Verification (instance1, port 4840):
```
anonymous read → allowed
anonymous write → denied (BadUserAccessDenied, AnonymousCanWrite=false)
readonly write → denied (BadUserAccessDenied)
readwrite write → allowed
admin write → allowed
alarmack write → denied (BadUserAccessDenied)
bad password → rejected (connection failed)
```
## Granular Write Roles Update
Updated: `2026-03-28`
Both instances updated with granular write roles replacing the single ReadWrite role.
Code changes:
- `ReadWrite` role replaced by `WriteOperate`, `WriteTune`, `WriteConfigure`
- Write permission checks now consider the Galaxy security classification of the target attribute
- `SecurityClassification` stored in `TagMetadata` for per-node lookup at write time
GLAuth changes:
- New groups: `WriteOperate` (5502), `WriteTune` (5504), `WriteConfigure` (5505)
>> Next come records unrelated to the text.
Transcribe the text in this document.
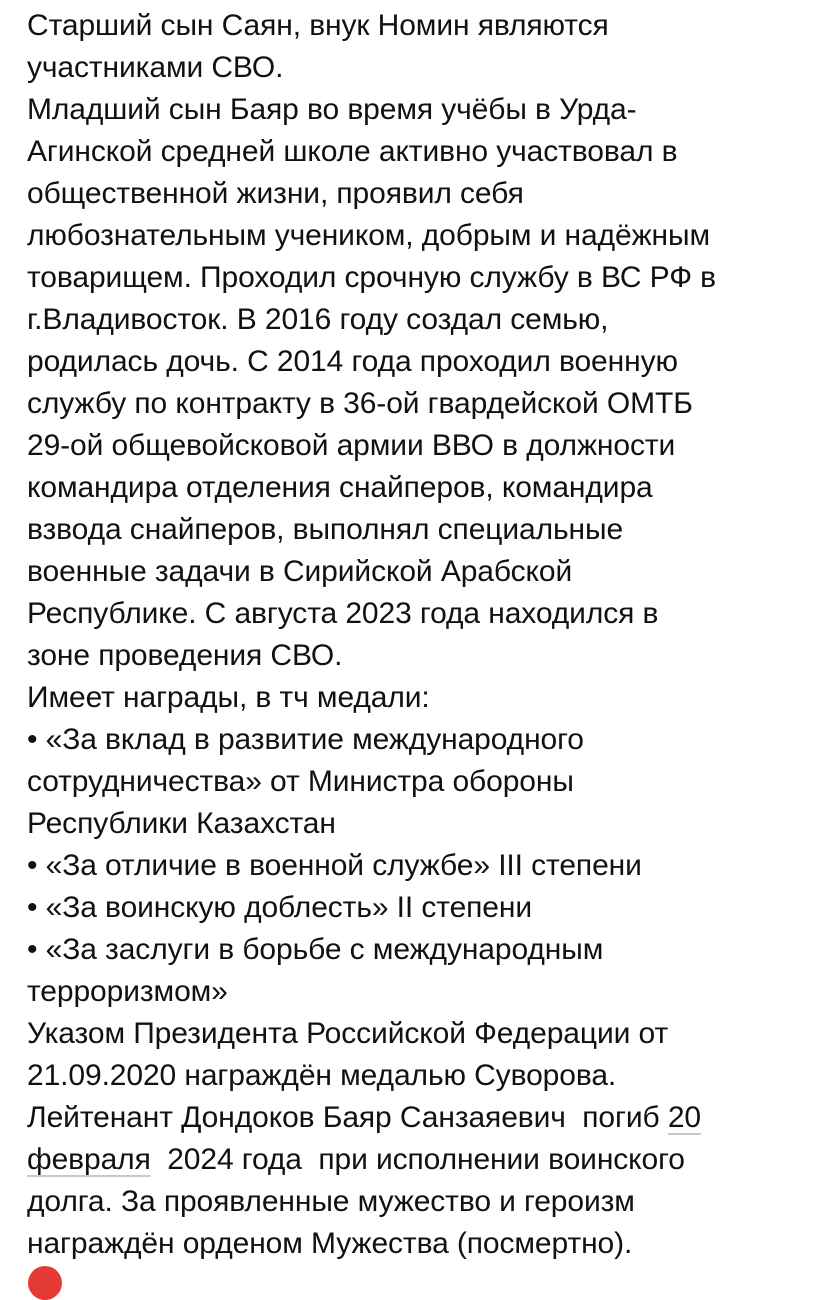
Старший сын Саян, внук Номин являются
участниками СВО.
Младший сын Баяр во время учёбы в Урда-
Агинской средней школе активно участвовал в
общественной жизни, проявил себя
любознательным учеником, добрым и надёжным
товарищем. Проходил срочную службу в ВС РФ в
г.Владивосток. В 2016 году создал семью,
родилась дочь. С 2014 года проходил военную
службу по контракту в 36-ой гвардейской ОМТБ
29-ой общевойсковой армии ВВО в должности
командира отделения снайперов, командира
взвода снайперов, выполнял специальные
военные задачи в Сирийской Арабской
Республике. С августа 2023 года находился в
зоне проведения СВО.
Имеет награды, в тч медали:
• «За вклад в развитие международного
сотрудничества» от Министра обороны
Республики Казахстан
• «За отличие в военной службе» III степени
• «За воинскую доблесть» II степени
• «За заслуги в борьбе с международным
терроризмом»
Указом Президента Российской Федерации от
21.09.2020 награждён медалью Суворова.
Лейтенант Дондоков Баяр Санзаяевич  погиб 20
февраля  2024 года  при исполнении воинского
долга. За проявленные мужество и героизм
награждён орденом Мужества (посмертно).
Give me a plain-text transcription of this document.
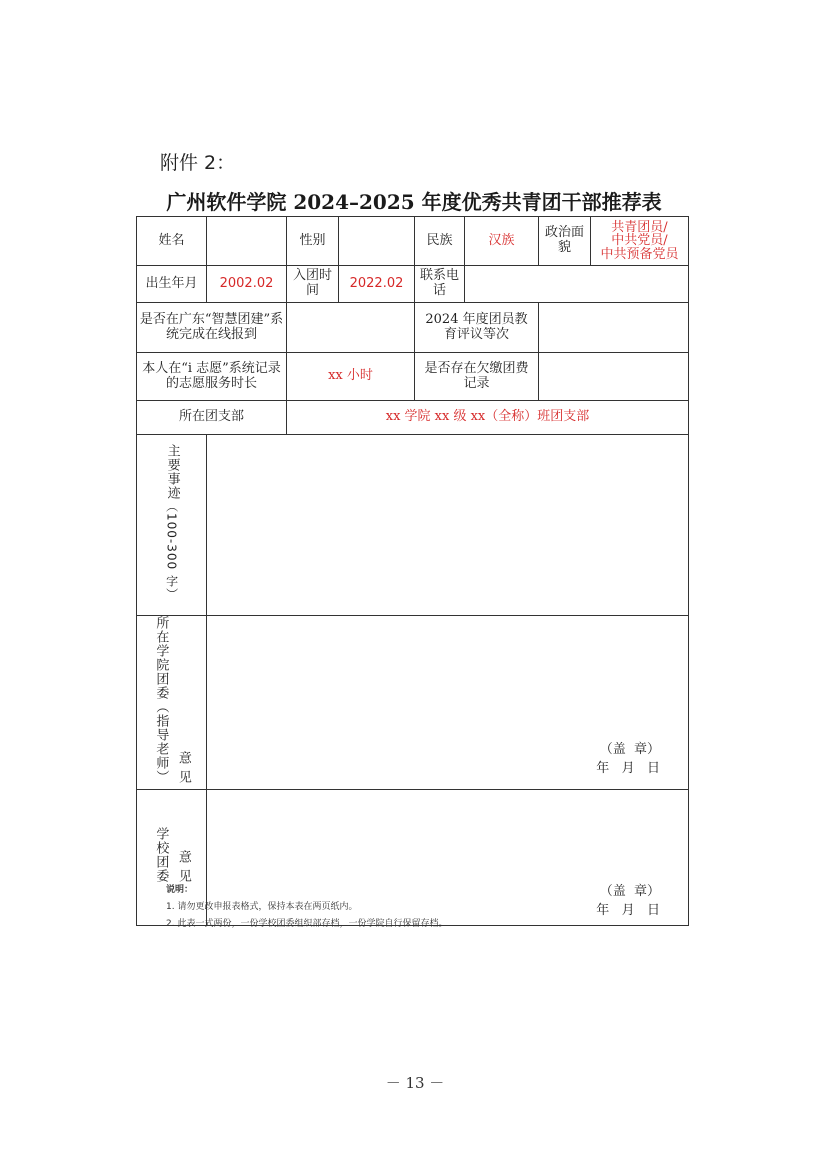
附件 2：
广州软件学院 2024–2025 年度优秀共青团干部推荐表
姓名		性别		民族	汉族	政治面貌	共青团员/
中共党员/
中共预备党员

出生年月	2002.02	入团时间	2022.02	联系电话			
是否在广东“智慧团建”系统完成在线报到				2024 年度团员教育评议等次			
本人在“i 志愿”系统记录的志愿服务时长		xx 小时		是否存在欠缴团费记录			
所在团支部		xx 学院 xx 级 xx（全称）班团支部					
主要事迹（100-300 字）							
所在学院团委（指导老师） 意 见	（盖  章）
年   月   日						

学校团委 意 见	（盖  章）
年   月   日						
说明：
1. 请勿更改申报表格式，保持本表在两页纸内。
2. 此表一式两份，一份学校团委组织部存档，一份学院自行保留存档。
－ 13 －
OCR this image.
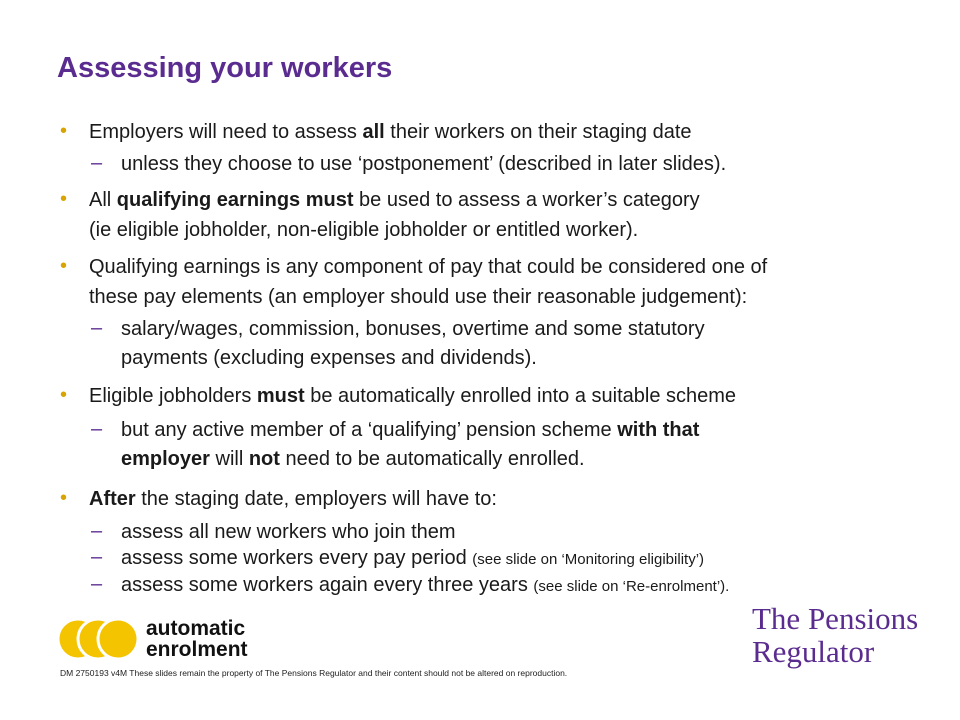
Assessing your workers
• Employers will need to assess all their workers on their staging date
– unless they choose to use ‘postponement’ (described in later slides).
• All qualifying earnings must be used to assess a worker’s category
(ie eligible jobholder, non-eligible jobholder or entitled worker).
• Qualifying earnings is any component of pay that could be considered one of
these pay elements (an employer should use their reasonable judgement):
– salary/wages, commission, bonuses, overtime and some statutory
payments (excluding expenses and dividends).
• Eligible jobholders must be automatically enrolled into a suitable scheme
– but any active member of a ‘qualifying’ pension scheme with that
employer will not need to be automatically enrolled.
• After the staging date, employers will have to:
– assess all new workers who join them
– assess some workers every pay period (see slide on ‘Monitoring eligibility’)
– assess some workers again every three years (see slide on ‘Re-enrolment’).
automatic
enrolment
The Pensions
Regulator
DM 2750193 v4M These slides remain the property of The Pensions Regulator and their content should not be altered on reproduction.
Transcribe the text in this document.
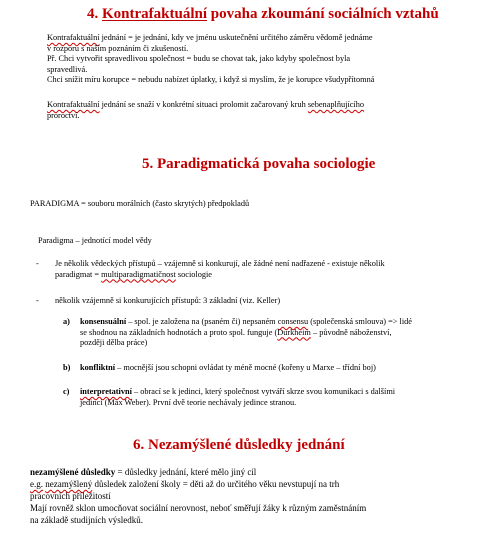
4. Kontrafaktuální povaha zkoumání sociálních vztahů
Kontrafaktuální jednání = je jednání, kdy ve jménu uskutečnění určitého záměru vědomě jednáme
v rozporu s naším poznáním či zkušeností.
Př. Chci vytvořit spravedlivou společnost = budu se chovat tak, jako kdyby společnost byla
spravedlivá.
Chci snížit míru korupce = nebudu nabízet úplatky, i když si myslím, že je korupce všudypřítomná
Kontrafaktuální jednání se snaží v konkrétní situaci prolomit začarovaný kruh sebenaplňujícího
proroctví.
5. Paradigmatická povaha sociologie
PARADIGMA = souboru morálních (často skrytých) předpokladů
Paradigma – jednotící model vědy
- Je několik vědeckých přístupů – vzájemně si konkurují, ale žádné není nadřazené - existuje několik
paradigmat = multiparadigmatičnost sociologie
- několik vzájemně si konkurujících přístupů: 3 základní (viz. Keller)
a) konsensuální – spol. je založena na (psaném či) nepsaném consensu (společenská smlouva) => lidé
se shodnou na základních hodnotách a proto spol. funguje (Durkheim – původně náboženství,
později dělba práce)
b) konfliktní – mocnější jsou schopni ovládat ty méně mocné (kořeny u Marxe – třídní boj)
c) interpretativní – obrací se k jedinci, který společnost vytváří skrze svou komunikaci s dalšími
jedinci (Max Weber). První dvě teorie nechávaly jedince stranou.
6. Nezamýšlené důsledky jednání
nezamýšlené důsledky = důsledky jednání, které mělo jiný cíl
e.g. nezamýšlený důsledek založení školy = děti až do určitého věku nevstupují na trh
pracovních příležitostí
Mají rovněž sklon umocňovat sociální nerovnost, neboť směřují žáky k různým zaměstnáním
na základě studijních výsledků.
- New users: `writeop`, `writetune`, `writeconfig`
- `admin` user added to all groups (5502, 5503, 5504, 5505)
Config changes (both instances):
- `Authentication.Ldap.ReadWriteGroup` replaced by `WriteOperateGroup`, `WriteTuneGroup`, `WriteConfigureGroup`
Verification (instance1, port 4840, Operate-classified attributes):
```
anonymous read → allowed
anonymous write → denied (AnonymousCanWrite=false)
readonly write → denied (no write role)
writeop write → allowed (WriteOperate matches Operate classification)
writetune write → denied (WriteTune doesn't match Operate)
writeconfig write → denied (WriteConfigure doesn't match Operate)
admin write → allowed (has all write roles)
```
## Historian SDK Migration
Updated: `2026-04-06`
Both instances updated to use the Wonderware Historian SDK (`aahClientManaged.dll`) instead of direct SQL queries for historical data access.
Code changes:
- `HistorianDataSource` rewritten from `SqlConnection`/`SqlDataReader` to `ArchestrA.HistorianAccess` SDK
- Persistent connection with lazy connect and auto-reconnect on failure
- `HistorianConfiguration.ConnectionString` replaced with `ServerName`, `IntegratedSecurity`, `UserName`, `Password`, `Port`
- `HistorianDataSource` now implements `IDisposable`, disposed on service shutdown
- `ConfigurationValidator` validates Historian SDK settings at startup
SDK DLLs deployed to both instances:
- `aahClientManaged.dll` (primary SDK, v2.0.0.0)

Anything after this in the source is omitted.